After a decade of ruling the U.S. Sanshou world and competing internationally, he came to MMA. With the exception of an aging Frank Shamrock, Le never faced truly top-tier competition, but he did prove that his style is effective in the cage.
San Shou: The Complete Fighting System details the building blocks of Le's style. It's the usual beautiful Victory Belt publication with hundreds of full color photos detailing each move step-by-step and clear explanations from Le for how to execute each move.
There are sections on Stance, Side Kick Techniques, Striking to the Takedown, Finishing the Takedown, Defensive Tactics, Catching Kicks, Takedown Defense, Clinch Techniques and Drills. This last section may be of the most utility to fighters looking to incorporate Le-style throws and side kicks into their game.
The book is a remarkable introduction to a style of fighting that is almost completely unique in MMA history. Le's style eschews the Muay Thai or boxing foundation that is the most common MMA striking style. Instead he replaces the round kick to the thigh and the jab with the side kick as his foundational strike. This creates a world of new possibilities for the thinking MMA fighter as the changes in stance and fighting range completely change the fight.

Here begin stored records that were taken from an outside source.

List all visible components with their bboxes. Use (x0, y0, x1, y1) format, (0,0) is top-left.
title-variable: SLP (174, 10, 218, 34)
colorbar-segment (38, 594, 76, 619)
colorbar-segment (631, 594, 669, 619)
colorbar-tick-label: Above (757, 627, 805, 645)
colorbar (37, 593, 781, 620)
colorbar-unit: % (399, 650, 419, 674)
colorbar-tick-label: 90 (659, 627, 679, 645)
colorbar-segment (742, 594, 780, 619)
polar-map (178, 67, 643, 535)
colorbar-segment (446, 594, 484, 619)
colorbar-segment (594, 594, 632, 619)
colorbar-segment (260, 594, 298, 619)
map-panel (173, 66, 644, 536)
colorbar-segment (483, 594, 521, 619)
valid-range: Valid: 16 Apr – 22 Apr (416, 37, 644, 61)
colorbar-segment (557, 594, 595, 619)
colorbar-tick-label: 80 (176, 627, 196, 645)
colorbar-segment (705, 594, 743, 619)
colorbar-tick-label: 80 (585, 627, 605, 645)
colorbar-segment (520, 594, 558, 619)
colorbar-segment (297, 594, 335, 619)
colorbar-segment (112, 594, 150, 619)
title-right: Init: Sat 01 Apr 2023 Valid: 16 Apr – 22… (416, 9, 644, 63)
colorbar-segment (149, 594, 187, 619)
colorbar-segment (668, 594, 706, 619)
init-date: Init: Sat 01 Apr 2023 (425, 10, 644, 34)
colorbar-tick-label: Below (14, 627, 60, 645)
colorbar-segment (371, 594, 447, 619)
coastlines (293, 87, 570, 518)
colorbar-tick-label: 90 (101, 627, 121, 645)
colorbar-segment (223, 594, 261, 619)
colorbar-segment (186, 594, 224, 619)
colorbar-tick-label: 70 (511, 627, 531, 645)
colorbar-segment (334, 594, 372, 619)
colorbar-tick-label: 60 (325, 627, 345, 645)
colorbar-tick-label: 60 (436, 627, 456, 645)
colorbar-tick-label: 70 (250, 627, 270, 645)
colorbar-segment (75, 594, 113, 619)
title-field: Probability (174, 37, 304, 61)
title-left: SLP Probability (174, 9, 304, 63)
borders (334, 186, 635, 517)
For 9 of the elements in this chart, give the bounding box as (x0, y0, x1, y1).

But it's Le's wrestling that allows his TKD derived striking to work in MMA. The book details how Le combines the two and uses his kicks to set up the dramatic throws and slams that have so electrified MMA fans. While he includes plenty of the single and double leg take downs, trips and arm drags that are the most commonly seen MMA take downs in his repertoire, he adds a dramatic flair by finishing his single legs with flashy moves like "hiking the football" and the "helicopter throw" and a whole range of high impact throws and hip tosses more familiar to judo than MMA.
Clearly Le's game includes very little ground grappling and no submissions, but his wrestling made it so hard for his opponents to take him down that that never proved relevant in his MMA career.

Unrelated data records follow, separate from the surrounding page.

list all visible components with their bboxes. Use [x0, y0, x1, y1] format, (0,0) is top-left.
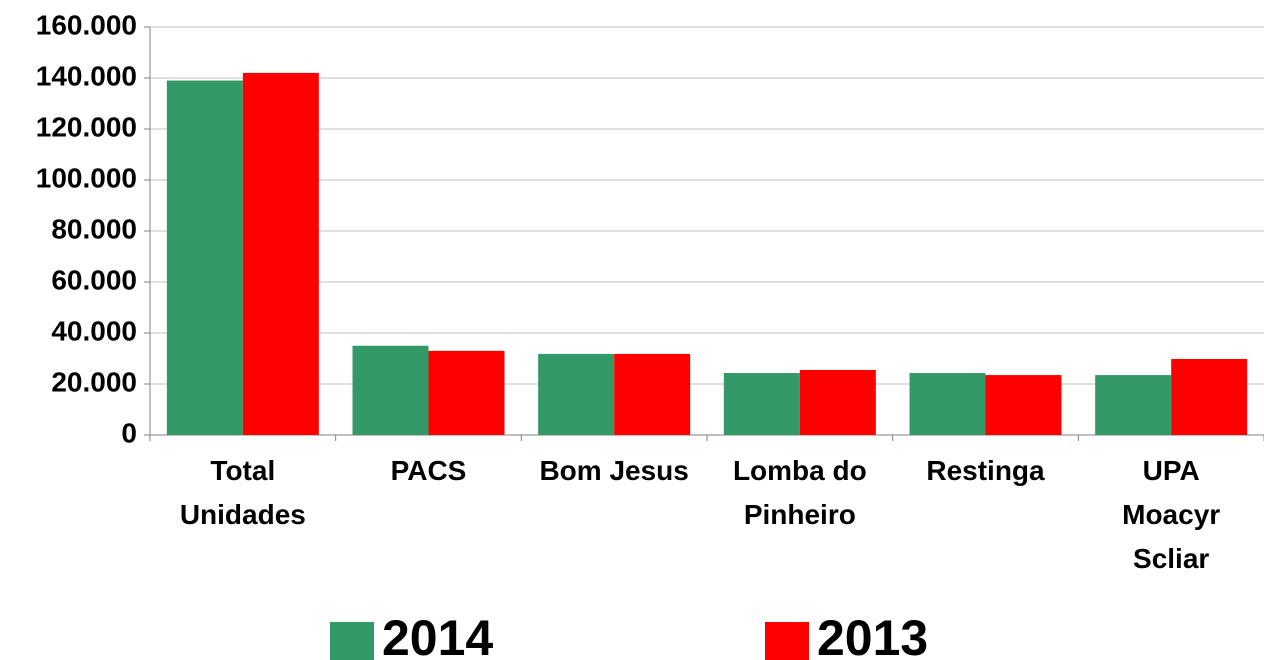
x-tick-label: Total Unidades: [179, 455, 306, 530]
x-tick-label: Restinga: [926, 455, 1045, 486]
bar: [242, 72, 319, 436]
y-tick-label: 40.000: [51, 315, 137, 346]
bar: [538, 353, 615, 435]
y-tick-label: 120.000: [36, 111, 137, 142]
x-tick-label: UPA Moacyr Scliar: [1122, 455, 1221, 574]
bar: [352, 345, 429, 435]
bar: [985, 375, 1062, 435]
bar: [799, 369, 876, 435]
bar: [1095, 375, 1172, 435]
legend-label: 2013: [817, 610, 928, 660]
bar: [428, 350, 505, 435]
legend-swatch: [330, 622, 374, 660]
y-tick-label: 140.000: [36, 60, 137, 91]
y-tick-label: 100.000: [36, 162, 137, 193]
bar: [723, 373, 800, 435]
x-tick-label: Bom Jesus: [539, 455, 689, 486]
x-tick-label: PACS: [390, 455, 467, 486]
y-tick-label: 60.000: [51, 264, 137, 295]
x-tick-label: Lomba do Pinheiro: [732, 455, 867, 530]
y-tick-label: 20.000: [51, 366, 137, 397]
bar: [614, 353, 691, 435]
legend-swatch: [765, 622, 809, 660]
y-tick-label: 0: [121, 417, 137, 448]
y-tick-label: 160.000: [36, 9, 137, 40]
legend-label: 2014: [382, 610, 493, 660]
bar: [1171, 359, 1248, 435]
bar: [909, 373, 986, 435]
bar: [166, 80, 243, 436]
y-tick-label: 80.000: [51, 213, 137, 244]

All in all, this is an excellent book for the student of MMA, especially those bringing extensive TKD experience to the game. I also recommend it for anyone who wants to understand Le's flashy style and just how technically sound it is at its base. It's looking like we'll never know how Le would have fared against the top MMA middleweights of his era, but we do know that he has blazed a path of innovation in MMA that many fighters will follow in the future.
Thanks to Victory Belt for the review copy.